Harus kita akui, APBD sejatinya memang bukan skema pembiayaan yang tangguh. Sebagaimana APBN, APBD pun posturnya terdiri dari pajak dan utang. Sementara pendapatan dari kekayaan alam sangat minim. Berharap bisa sejahtera dengan Kapitalis, bak punguk merindukan bulan, tak akan pernah bisa jadi kenyataan.

 

Islam Punya Sistem Keuangan Mumpuni

 

Semua kembali pada masalah modal, jika dana besar maka segala urusan bisa terselesaikan dengan benar. Masalahnya, dalam Sistem Kapitalisme, peran negara sangat minim. Sementara sektor investasi harus besar, sebagai bentuk kesepakatan negara dengan aturan global. Yaitu pasar bebas dan modal adalah penguasanya.

 

Inilah penjajahan dalam bentuk baru (neo imperialisme) berbalut istilah investasi, hibah , hilirisasi ataupun Proyek Strategis Nasional (PSN). Negara hanya berfungsi sebagai pembuat kebijakan, padahal ia diwajibkan mengurusi rakyat.

 

Dalam Islam, ada pembagian kepemilikan harta, yaitu harta milik individu, milik umum dan milik negara. Negara berdiri sebagai pengelola harta kepemilikan umum ( hasil tambang, hutan, laut dan lainnya) mewakili rakyat.

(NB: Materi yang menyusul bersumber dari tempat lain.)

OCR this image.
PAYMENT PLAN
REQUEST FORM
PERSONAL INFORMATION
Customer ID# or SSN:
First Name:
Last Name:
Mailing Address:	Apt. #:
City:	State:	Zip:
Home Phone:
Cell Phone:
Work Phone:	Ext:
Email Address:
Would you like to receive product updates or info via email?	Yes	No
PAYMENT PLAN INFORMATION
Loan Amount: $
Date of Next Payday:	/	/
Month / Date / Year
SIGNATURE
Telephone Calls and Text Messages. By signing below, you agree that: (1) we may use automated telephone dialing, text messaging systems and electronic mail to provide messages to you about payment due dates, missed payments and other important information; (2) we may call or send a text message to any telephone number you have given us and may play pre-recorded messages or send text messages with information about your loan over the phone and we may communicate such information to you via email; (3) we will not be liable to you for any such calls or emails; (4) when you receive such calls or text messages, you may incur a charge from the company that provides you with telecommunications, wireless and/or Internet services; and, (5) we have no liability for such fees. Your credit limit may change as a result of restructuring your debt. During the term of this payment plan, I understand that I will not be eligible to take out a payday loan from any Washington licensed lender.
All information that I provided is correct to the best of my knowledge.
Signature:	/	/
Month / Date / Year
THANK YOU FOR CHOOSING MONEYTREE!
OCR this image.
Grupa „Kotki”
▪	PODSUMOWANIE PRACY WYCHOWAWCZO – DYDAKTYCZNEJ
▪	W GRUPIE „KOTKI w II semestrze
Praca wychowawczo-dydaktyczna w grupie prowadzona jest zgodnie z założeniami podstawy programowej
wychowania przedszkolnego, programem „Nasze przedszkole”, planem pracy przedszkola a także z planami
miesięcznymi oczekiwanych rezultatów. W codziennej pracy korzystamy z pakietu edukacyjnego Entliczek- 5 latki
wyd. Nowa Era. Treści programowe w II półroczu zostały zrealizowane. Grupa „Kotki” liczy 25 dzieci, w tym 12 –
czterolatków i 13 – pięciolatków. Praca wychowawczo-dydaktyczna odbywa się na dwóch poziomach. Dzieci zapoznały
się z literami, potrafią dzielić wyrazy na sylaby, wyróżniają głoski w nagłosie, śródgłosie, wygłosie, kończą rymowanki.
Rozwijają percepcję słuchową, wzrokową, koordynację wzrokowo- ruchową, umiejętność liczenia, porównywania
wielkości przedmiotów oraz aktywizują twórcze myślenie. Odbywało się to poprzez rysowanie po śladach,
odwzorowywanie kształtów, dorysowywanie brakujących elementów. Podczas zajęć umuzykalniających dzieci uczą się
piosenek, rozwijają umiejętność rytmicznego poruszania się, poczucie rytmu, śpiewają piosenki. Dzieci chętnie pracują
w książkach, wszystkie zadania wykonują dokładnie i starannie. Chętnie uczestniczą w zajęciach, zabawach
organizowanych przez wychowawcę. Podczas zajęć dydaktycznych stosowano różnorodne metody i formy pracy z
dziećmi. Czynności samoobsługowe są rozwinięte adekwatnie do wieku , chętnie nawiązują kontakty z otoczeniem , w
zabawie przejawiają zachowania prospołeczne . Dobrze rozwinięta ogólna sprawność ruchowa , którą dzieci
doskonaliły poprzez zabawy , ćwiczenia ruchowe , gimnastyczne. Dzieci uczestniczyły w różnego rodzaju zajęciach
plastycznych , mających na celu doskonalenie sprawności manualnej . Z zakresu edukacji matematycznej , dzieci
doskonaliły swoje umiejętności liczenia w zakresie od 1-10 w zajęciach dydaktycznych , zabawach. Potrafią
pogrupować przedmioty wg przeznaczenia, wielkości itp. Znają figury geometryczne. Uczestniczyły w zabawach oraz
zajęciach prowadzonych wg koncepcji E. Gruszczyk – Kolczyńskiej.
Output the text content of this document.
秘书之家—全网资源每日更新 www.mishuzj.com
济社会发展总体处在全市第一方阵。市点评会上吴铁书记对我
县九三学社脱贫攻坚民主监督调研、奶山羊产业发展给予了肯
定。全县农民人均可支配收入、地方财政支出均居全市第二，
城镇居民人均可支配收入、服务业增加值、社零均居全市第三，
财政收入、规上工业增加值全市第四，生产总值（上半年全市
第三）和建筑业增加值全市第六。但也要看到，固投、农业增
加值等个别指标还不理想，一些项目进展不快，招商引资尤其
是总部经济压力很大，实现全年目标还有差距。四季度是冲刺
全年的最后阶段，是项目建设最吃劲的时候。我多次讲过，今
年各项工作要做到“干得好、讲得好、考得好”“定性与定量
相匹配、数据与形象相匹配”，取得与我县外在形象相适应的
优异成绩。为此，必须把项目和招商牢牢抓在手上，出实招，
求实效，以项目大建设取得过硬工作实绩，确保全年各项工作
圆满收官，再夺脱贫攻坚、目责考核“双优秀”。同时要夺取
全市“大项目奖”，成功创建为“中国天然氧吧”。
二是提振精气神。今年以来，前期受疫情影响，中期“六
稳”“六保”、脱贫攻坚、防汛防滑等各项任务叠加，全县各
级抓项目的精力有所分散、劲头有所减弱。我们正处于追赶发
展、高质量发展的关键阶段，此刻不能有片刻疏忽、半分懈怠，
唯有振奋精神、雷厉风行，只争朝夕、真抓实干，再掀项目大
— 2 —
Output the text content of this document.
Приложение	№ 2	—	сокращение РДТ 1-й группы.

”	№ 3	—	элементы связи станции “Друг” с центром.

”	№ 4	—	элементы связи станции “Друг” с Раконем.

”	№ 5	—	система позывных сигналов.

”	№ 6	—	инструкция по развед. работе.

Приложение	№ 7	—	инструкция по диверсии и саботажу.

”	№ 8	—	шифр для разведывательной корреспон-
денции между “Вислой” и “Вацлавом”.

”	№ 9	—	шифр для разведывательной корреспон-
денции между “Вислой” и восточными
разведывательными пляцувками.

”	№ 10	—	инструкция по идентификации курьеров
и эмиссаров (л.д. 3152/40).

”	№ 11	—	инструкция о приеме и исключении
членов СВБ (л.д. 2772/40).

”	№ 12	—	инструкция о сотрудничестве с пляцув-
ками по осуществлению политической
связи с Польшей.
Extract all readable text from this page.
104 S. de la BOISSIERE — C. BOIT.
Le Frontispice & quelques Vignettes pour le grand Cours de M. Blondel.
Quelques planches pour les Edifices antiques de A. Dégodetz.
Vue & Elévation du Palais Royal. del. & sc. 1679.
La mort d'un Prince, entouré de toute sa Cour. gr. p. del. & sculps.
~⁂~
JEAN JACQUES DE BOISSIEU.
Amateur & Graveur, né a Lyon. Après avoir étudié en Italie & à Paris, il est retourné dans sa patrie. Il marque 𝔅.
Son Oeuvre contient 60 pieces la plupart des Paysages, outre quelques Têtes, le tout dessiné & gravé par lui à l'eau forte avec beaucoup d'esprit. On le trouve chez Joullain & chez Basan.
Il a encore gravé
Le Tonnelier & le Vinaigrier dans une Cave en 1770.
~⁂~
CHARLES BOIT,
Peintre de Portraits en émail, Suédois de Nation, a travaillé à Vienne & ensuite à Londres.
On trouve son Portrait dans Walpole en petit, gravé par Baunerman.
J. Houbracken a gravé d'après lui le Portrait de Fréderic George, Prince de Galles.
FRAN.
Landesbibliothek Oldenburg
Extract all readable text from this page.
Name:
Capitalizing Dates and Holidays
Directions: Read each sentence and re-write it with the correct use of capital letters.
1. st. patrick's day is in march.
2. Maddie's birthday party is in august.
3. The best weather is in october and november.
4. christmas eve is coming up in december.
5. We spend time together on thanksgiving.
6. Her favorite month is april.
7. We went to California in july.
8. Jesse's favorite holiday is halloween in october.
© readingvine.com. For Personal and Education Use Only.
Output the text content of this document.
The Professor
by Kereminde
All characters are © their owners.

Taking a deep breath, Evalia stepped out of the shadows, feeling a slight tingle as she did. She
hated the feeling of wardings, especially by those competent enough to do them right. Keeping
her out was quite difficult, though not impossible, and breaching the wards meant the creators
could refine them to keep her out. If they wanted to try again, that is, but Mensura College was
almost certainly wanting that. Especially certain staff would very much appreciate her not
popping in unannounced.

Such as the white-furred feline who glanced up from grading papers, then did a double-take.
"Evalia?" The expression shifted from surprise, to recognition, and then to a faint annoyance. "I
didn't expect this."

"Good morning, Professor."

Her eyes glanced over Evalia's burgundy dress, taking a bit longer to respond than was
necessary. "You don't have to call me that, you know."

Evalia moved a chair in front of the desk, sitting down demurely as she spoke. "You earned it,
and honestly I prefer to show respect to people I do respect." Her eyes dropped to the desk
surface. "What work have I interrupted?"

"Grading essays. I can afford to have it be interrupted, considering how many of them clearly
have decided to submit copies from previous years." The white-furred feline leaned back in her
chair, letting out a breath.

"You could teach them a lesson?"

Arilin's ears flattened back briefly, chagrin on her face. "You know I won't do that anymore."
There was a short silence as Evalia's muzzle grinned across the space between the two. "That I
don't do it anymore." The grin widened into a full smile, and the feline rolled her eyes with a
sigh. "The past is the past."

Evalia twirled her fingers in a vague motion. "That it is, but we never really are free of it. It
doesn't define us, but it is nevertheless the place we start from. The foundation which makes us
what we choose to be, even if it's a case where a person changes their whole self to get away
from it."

Hasil pengelolaan dikembalikan kepada rakyat dalam bentuk zatnya (BBM, listrik, air dan lainnya) maupun dalam bentuk pembiayaan pembangunan fasilitas publik seperti sekolah, jembatan, rumah sakit dan lainnya.

 

Demikian pula dengan hasil pengelolaan harta milik negara, yang biasanya akan dikembalikan kepada rakyat dalam bentuk gaji ASN, jihad dan dakwah, dan lainnya. Termasuk jika ada kejadian mendadak seperti perang dan bencana. Tak ada kisah dalam sejarah peradaban Islam rakyat membayar sejumlah uang untuk sumbangan atau pun pembiayaan dalam keadaan darurat. Patutlah kita bertanya, apakah kita sudah memperjuangkan syariat kafah ini tegak di muka bumi, menggantikan Sistem Kapitalisme yang batil? Wallahulalam bish shawab. [LM/ry].